A:  In the beginning, when you first find out that you have a child with a disability, you mourn the dreams you had for your child. You don’t know what your future or your child’s future is going to be like.  You start from scratch, and over time, little by little, you get those dreams back again.  My marriage had some problems before our son was diagnosed with autism.  I think the additional stress of him being diagnosed brought it all to the surface.  When I decided to leave my husband, I knew I was giving up the dream of having a typical child:  I thought that no man would marry me again, and then I would be too old to have a child.  It was the hardest thing to let go of.  I love my little boy, but motherhood was not what I dreamed or expected it would be.  I am happy to say that although I had given up that dream, it has come back into my life. I met an amazing man this past year, we are getting married in the fall and will be trying to have a baby immediately.

Q:  How do you think your experiences compare to those of other parents who have a child with autism?

A:  I learned very early not to compare when it came to this area of my life.  It only brings pain to either yourself or another parent.  Sometimes we are down a few notches, sometime up a few.  Sometimes our kid will be the one singing right along in the school performance, and sometimes it will be our kid licking his hand with everyone watching.  I think everyone’s experience is different, just as every child with autism is different.

Q:  How have your feelings changed or evolved over time?

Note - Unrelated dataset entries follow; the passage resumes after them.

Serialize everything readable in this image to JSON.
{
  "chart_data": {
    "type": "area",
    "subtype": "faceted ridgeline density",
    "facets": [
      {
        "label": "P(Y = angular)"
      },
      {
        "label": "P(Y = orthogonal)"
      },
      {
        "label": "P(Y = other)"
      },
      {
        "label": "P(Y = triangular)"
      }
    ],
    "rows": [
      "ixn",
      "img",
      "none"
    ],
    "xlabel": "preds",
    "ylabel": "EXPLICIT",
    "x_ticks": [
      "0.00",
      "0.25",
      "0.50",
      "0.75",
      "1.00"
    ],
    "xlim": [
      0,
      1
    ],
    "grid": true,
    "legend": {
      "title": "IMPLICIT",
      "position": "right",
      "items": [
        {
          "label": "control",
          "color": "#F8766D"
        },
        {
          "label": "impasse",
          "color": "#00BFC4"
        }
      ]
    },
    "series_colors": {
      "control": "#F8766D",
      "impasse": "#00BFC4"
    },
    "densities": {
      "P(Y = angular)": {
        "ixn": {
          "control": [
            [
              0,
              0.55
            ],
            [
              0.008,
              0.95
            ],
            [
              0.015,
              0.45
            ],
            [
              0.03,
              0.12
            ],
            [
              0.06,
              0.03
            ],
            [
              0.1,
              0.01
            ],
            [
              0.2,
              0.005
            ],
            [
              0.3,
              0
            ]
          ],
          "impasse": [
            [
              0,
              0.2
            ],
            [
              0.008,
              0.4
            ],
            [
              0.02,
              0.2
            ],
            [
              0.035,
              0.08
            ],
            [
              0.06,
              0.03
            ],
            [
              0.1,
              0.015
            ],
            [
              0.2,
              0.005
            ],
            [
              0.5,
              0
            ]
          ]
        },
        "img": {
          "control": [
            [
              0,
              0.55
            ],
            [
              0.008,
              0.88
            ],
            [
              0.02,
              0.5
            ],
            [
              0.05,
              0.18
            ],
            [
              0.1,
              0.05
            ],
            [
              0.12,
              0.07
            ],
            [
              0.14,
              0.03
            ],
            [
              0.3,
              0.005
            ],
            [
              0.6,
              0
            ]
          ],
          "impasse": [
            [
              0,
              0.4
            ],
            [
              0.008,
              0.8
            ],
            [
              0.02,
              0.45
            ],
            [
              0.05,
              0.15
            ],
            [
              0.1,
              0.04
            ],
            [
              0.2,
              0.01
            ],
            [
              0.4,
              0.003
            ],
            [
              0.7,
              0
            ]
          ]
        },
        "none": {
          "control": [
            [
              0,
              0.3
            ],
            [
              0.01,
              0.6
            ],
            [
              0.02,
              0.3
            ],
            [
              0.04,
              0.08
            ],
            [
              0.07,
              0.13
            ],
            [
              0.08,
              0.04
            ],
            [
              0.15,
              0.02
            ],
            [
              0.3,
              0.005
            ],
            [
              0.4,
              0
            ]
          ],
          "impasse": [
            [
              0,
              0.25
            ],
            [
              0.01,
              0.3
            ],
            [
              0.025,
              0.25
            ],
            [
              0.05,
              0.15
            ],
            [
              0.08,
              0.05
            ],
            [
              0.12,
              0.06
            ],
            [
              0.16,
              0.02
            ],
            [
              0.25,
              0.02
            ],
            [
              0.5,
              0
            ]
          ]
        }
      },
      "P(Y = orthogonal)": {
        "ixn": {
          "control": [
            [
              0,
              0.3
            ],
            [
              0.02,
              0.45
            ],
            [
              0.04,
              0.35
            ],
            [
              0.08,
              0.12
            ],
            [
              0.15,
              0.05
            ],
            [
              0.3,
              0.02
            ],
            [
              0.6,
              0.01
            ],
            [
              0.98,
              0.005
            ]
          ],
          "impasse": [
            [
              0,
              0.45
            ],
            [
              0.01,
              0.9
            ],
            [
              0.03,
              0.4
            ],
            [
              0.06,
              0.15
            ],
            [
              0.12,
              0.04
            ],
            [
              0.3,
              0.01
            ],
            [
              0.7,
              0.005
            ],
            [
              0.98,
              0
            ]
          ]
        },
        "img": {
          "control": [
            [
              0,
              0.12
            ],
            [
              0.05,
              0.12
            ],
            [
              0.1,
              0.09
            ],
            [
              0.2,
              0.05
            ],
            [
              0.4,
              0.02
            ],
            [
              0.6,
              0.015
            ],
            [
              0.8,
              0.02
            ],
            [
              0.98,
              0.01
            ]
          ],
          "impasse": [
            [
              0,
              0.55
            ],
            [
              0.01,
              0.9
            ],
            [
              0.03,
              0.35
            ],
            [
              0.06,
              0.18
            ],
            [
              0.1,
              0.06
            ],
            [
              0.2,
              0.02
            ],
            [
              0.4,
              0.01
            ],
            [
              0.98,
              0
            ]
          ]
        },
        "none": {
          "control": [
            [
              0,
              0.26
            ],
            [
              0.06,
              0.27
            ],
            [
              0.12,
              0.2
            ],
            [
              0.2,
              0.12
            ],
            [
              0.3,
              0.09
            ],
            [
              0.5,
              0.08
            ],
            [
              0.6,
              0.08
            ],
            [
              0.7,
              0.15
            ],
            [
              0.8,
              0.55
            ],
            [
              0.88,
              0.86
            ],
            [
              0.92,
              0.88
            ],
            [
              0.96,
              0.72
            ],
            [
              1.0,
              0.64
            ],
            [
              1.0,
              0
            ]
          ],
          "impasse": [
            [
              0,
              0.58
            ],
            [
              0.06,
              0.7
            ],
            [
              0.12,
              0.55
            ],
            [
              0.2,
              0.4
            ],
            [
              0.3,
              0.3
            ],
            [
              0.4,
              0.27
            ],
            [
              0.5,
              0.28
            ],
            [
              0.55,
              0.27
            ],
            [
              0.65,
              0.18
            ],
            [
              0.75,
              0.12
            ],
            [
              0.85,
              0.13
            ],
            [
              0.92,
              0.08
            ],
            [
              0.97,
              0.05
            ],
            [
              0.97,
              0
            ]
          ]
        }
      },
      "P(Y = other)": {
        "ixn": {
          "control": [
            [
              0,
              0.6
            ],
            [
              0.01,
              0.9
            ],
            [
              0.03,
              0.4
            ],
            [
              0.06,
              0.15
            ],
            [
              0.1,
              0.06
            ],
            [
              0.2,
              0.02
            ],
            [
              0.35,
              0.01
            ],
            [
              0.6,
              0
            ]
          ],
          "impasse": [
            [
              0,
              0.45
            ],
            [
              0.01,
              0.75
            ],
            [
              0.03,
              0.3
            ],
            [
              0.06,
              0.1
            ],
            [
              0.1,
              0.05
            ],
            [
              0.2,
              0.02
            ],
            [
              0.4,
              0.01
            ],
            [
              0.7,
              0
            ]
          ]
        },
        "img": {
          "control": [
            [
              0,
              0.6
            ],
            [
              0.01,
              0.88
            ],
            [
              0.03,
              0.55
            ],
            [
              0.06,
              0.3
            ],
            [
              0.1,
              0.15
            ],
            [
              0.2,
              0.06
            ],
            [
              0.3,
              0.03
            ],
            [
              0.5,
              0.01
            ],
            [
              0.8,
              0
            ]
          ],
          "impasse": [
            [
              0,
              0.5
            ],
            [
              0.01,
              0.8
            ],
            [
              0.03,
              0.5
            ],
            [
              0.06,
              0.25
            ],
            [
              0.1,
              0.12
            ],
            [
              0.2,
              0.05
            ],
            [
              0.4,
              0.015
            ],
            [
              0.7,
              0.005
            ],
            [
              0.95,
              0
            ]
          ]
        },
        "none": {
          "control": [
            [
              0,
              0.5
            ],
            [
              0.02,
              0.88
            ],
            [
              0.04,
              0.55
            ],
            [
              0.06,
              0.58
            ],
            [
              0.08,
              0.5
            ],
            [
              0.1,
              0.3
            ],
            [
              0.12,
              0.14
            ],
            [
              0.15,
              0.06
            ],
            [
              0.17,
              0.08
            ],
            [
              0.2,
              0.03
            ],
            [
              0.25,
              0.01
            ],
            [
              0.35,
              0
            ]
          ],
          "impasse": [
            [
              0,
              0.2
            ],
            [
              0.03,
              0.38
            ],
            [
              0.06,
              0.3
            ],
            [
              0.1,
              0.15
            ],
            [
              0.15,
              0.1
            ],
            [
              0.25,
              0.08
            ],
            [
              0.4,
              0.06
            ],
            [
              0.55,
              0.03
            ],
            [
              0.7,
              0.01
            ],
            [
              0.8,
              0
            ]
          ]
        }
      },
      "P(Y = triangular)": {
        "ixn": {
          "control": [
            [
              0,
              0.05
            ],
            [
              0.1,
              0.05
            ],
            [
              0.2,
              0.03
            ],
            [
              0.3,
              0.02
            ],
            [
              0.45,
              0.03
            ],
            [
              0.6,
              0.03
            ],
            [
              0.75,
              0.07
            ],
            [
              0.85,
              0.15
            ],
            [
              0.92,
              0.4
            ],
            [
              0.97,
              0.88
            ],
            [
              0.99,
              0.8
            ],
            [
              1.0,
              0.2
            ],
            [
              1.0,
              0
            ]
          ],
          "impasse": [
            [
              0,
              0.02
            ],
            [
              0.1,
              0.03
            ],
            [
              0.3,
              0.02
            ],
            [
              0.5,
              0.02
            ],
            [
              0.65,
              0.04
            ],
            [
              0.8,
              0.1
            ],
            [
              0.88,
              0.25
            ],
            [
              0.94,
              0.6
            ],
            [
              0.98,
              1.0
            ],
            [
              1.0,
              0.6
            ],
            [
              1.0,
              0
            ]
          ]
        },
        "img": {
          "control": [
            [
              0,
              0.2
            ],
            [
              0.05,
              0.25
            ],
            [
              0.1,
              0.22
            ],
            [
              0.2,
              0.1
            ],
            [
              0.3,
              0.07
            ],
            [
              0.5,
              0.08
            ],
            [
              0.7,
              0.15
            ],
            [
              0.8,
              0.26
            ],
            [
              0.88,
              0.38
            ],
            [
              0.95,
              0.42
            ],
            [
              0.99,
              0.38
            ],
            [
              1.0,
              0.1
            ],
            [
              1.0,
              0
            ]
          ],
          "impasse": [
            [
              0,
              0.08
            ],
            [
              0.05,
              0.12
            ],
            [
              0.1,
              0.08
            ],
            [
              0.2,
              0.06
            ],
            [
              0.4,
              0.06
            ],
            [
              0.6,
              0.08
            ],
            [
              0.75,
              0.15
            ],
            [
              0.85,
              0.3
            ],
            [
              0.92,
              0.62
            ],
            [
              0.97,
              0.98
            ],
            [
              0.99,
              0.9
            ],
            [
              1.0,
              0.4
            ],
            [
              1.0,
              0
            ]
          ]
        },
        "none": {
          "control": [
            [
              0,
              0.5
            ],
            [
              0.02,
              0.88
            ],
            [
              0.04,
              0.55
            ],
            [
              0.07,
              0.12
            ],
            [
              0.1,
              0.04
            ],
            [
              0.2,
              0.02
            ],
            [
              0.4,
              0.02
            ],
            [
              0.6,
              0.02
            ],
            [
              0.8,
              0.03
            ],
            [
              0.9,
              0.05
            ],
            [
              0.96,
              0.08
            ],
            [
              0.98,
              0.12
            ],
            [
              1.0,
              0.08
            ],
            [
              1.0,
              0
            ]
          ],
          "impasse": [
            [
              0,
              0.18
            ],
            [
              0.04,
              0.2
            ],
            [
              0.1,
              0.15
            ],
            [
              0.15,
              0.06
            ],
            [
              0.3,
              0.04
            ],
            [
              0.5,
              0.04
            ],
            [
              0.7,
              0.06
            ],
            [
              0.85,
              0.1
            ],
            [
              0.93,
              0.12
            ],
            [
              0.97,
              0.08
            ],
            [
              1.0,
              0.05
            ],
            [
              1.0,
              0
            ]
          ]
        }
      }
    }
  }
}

A:  I think it was hardest in the beginning.  Parents go through the same emotional process as dealing with death:  denial, negotiating, anger, acceptance, and depression.  There are times when you jump back and forth between them.  I was surprised to experience envy during the process.  I used to walk my dog at night in the neighborhood, walk past the homes of the other families, and count to myself the number of healthy children they had in each.  Now I believe that everyone in life will experience their own challenges, just at different times and in different areas.  Perhaps this was my test.

 

Q:  How has hope been helpful to you?

A:  I feel that it has been hope that has kept me from falling into a depression; I have been depressed before.  It is very easy to lose hope by feeling overwhelmed by the different interventions that are available, or when you try a certain therapy and find that it doesn’t help.  I recall in the beginning feeling overwhelmed and not knowing how I could help my child.  But when I saw a therapist working with my son and getting him to talk, I thought, “I can do that!”  It got me off my butt, literally.  I had been staying up late at night watching old black and white movies.  I started doing the same thing as the therapist.  And that renewed my hope.